Valdis Dombrovskis, EU executive vice-president for trade, has written to MEPs warning that the European Commission will not rush into proposing a law on forced labour. He said it would require more than a year to produce and questioned whether a ban on products entering the EU market is an effective way to stop human rights abuses.
“Banning imports from entering the EU would not automatically prevent those products from being produced with forced labour so the problem itself will not go away,” Dombrovskis said in a letter to a group of MEPs on December 22.
Commission president Ursula von der Leyen announced plans in September for a law that would place a “ban on products in our market that have been made by forced labour”. The measure was read as being squarely aimed at addressing the issue of China’s persecuted Uyghur minority.
But Dombrovskis’ comments signal that Brussels is stepping away from explicit import bans, for fear they will be seen as discriminatory trade measures. An EU official said a ban would require the bloc to drastically amend its customs code and would be difficult to enforce in a bloc where all 27 member states have their own customs authorities.

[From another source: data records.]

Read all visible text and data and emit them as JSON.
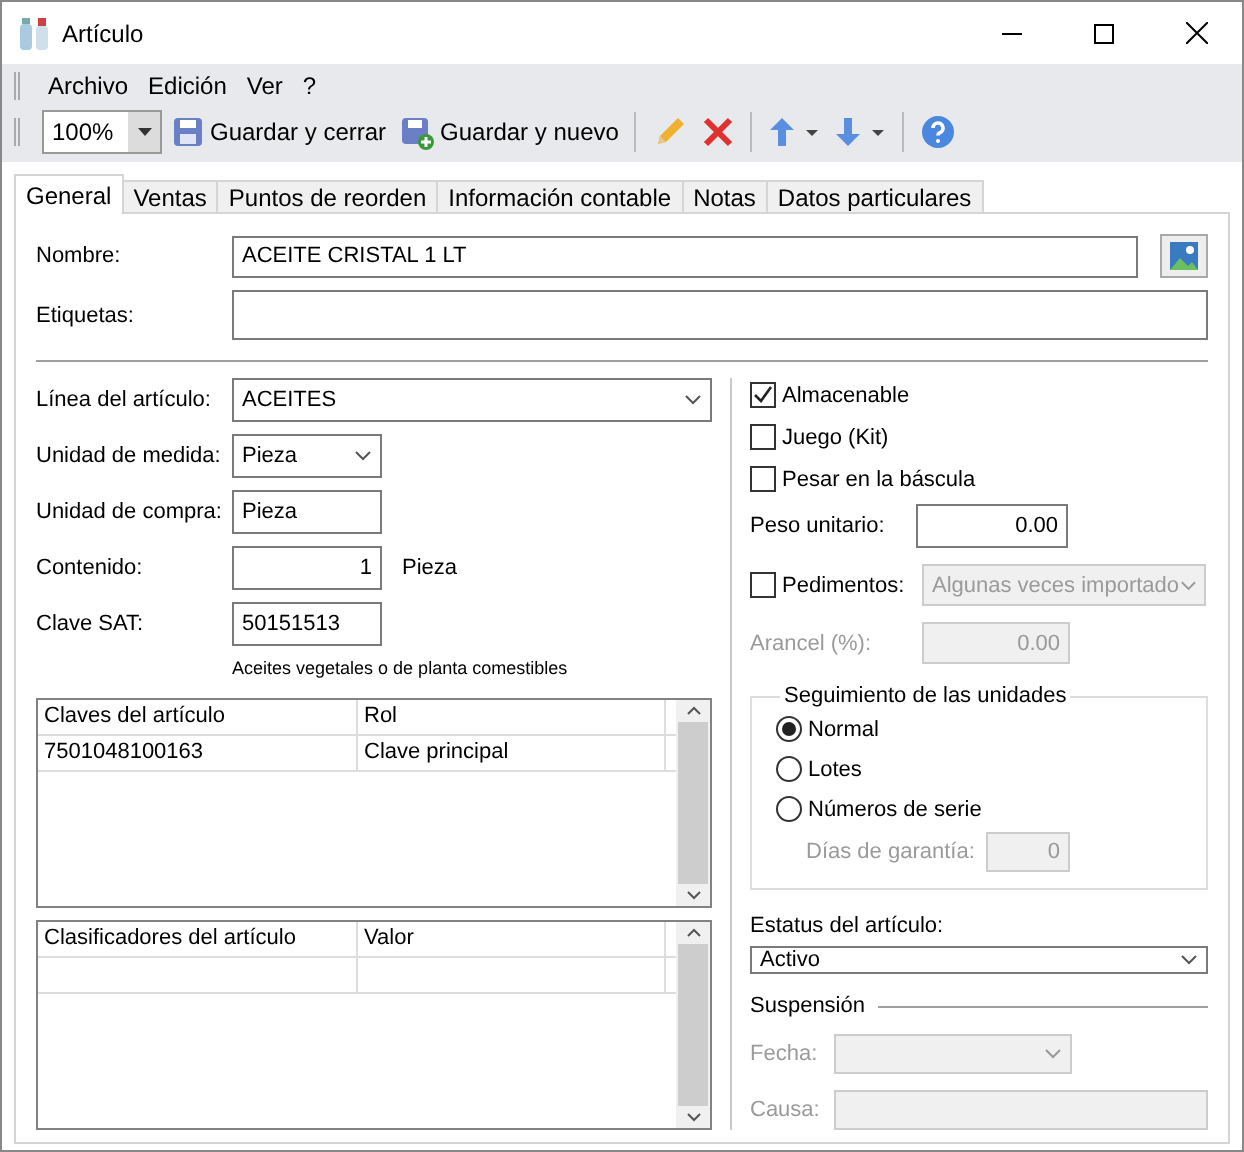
{
  "window": {
    "title": "Artículo"
  },
  "menu": [
    {
      "label": "Archivo"
    },
    {
      "label": "Edición"
    },
    {
      "label": "Ver"
    },
    {
      "label": "?"
    }
  ],
  "toolbar": {
    "zoom": "100%",
    "items": [
      {
        "kind": "save",
        "label": "Guardar y cerrar"
      },
      {
        "kind": "save-new",
        "label": "Guardar y nuevo"
      },
      {
        "kind": "separator"
      },
      {
        "kind": "edit"
      },
      {
        "kind": "delete"
      },
      {
        "kind": "separator"
      },
      {
        "kind": "up"
      },
      {
        "kind": "down"
      },
      {
        "kind": "separator"
      },
      {
        "kind": "help"
      }
    ]
  },
  "tabs": [
    {
      "label": "General",
      "selected": true
    },
    {
      "label": "Ventas",
      "selected": false
    },
    {
      "label": "Puntos de reorden",
      "selected": false
    },
    {
      "label": "Información contable",
      "selected": false
    },
    {
      "label": "Notas",
      "selected": false
    },
    {
      "label": "Datos particulares",
      "selected": false
    }
  ],
  "top_fields": [
    {
      "label": "Nombre:",
      "value": "ACEITE CRISTAL 1 LT",
      "image_button": true
    },
    {
      "label": "Etiquetas:",
      "image_button": false
    }
  ],
  "left_fields": [
    {
      "kind": "dropdown",
      "label": "Línea del artículo:",
      "value": "ACEITES",
      "wide": true
    },
    {
      "kind": "dropdown",
      "label": "Unidad de medida:",
      "value": "Pieza",
      "wide": false
    },
    {
      "kind": "text",
      "label": "Unidad de compra:",
      "value": "Pieza"
    },
    {
      "kind": "number",
      "label": "Contenido:",
      "value": "1",
      "unit": "Pieza"
    },
    {
      "kind": "text",
      "label": "Clave SAT:",
      "value": "50151513"
    }
  ],
  "sat_description": "Aceites vegetales o  de planta comestibles",
  "grids": [
    {
      "columns": [
        "Claves del artículo",
        "Rol"
      ],
      "rows": [
        [
          "7501048100163",
          "Clave principal"
        ]
      ]
    },
    {
      "columns": [
        "Clasificadores del artículo",
        "Valor"
      ],
      "rows": [
        [
          "",
          ""
        ]
      ]
    }
  ],
  "checks": [
    {
      "label": "Almacenable",
      "checked": true
    },
    {
      "label": "Juego (Kit)",
      "checked": false
    },
    {
      "label": "Pesar en la báscula",
      "checked": false
    }
  ],
  "peso": {
    "label": "Peso unitario:",
    "value": "0.00"
  },
  "pedimentos": {
    "label": "Pedimentos:",
    "checked": false,
    "value": "Algunas veces importado",
    "disabled": true
  },
  "arancel": {
    "label": "Arancel (%):",
    "value": "0.00",
    "disabled": true
  },
  "tracking": {
    "title": "Seguimiento de las unidades",
    "options": [
      {
        "label": "Normal",
        "selected": true
      },
      {
        "label": "Lotes",
        "selected": false
      },
      {
        "label": "Números de serie",
        "selected": false
      }
    ],
    "warranty": {
      "label": "Días de garantía:",
      "value": "0",
      "disabled": true
    }
  },
  "status": {
    "label": "Estatus del artículo:",
    "value": "Activo"
  },
  "suspension": {
    "title": "Suspensión",
    "fecha": {
      "label": "Fecha:",
      "disabled": true
    },
    "causa": {
      "label": "Causa:",
      "disabled": true
    }
  }
}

By contrast, US lawmakers this month passed a Uyghur Forced Labor Prevention Act that will require companies to prove that imports from China’s Muslim-majority Xinjiang region are not made using forced labour.
In his letter, Dombrovskis said the US measure “cannot be automatically replicated in the EU” and warned that a ban on non-EU imports “could be challenged by our trading partners as it risks being perceived as discriminatory” if it does not also target forced labour inside the EU.
“If a ban has to be pursued, it should be a ban of all goods produced with forced labour, no matter where the forced labour took place,” says the letter.
Rather than import bans, Brussels is drawing up sweeping “due diligence” legislation that will force companies to take action against potential abuses of human rights in their supply chains.
This so-called corporate sustainable governance legislation is due in the first half of next year, and was an “effective way of addressing human rights violations in value chains, including forced labour”, said Dombrovskis. He also did not rule out the possibility of forcing companies to withdraw products from the market under the legislation.
Supporters of a tough law on forced labour want the EU to take a stronger stance against China’s internment of more than 1m Uyghurs and other Muslim minorities in labour camps in the cotton-rich region of Xinjiang. The EU, along with the US and UK, has imposed sanctions on some Chinese officials but an import ban would be the bloc’s toughest measure yet.
Brussels has begun to introduce limited import bans, including on products from areas at risk of deforestation, and a law on batteries that forces companies to assess human rights risks in their supply chains.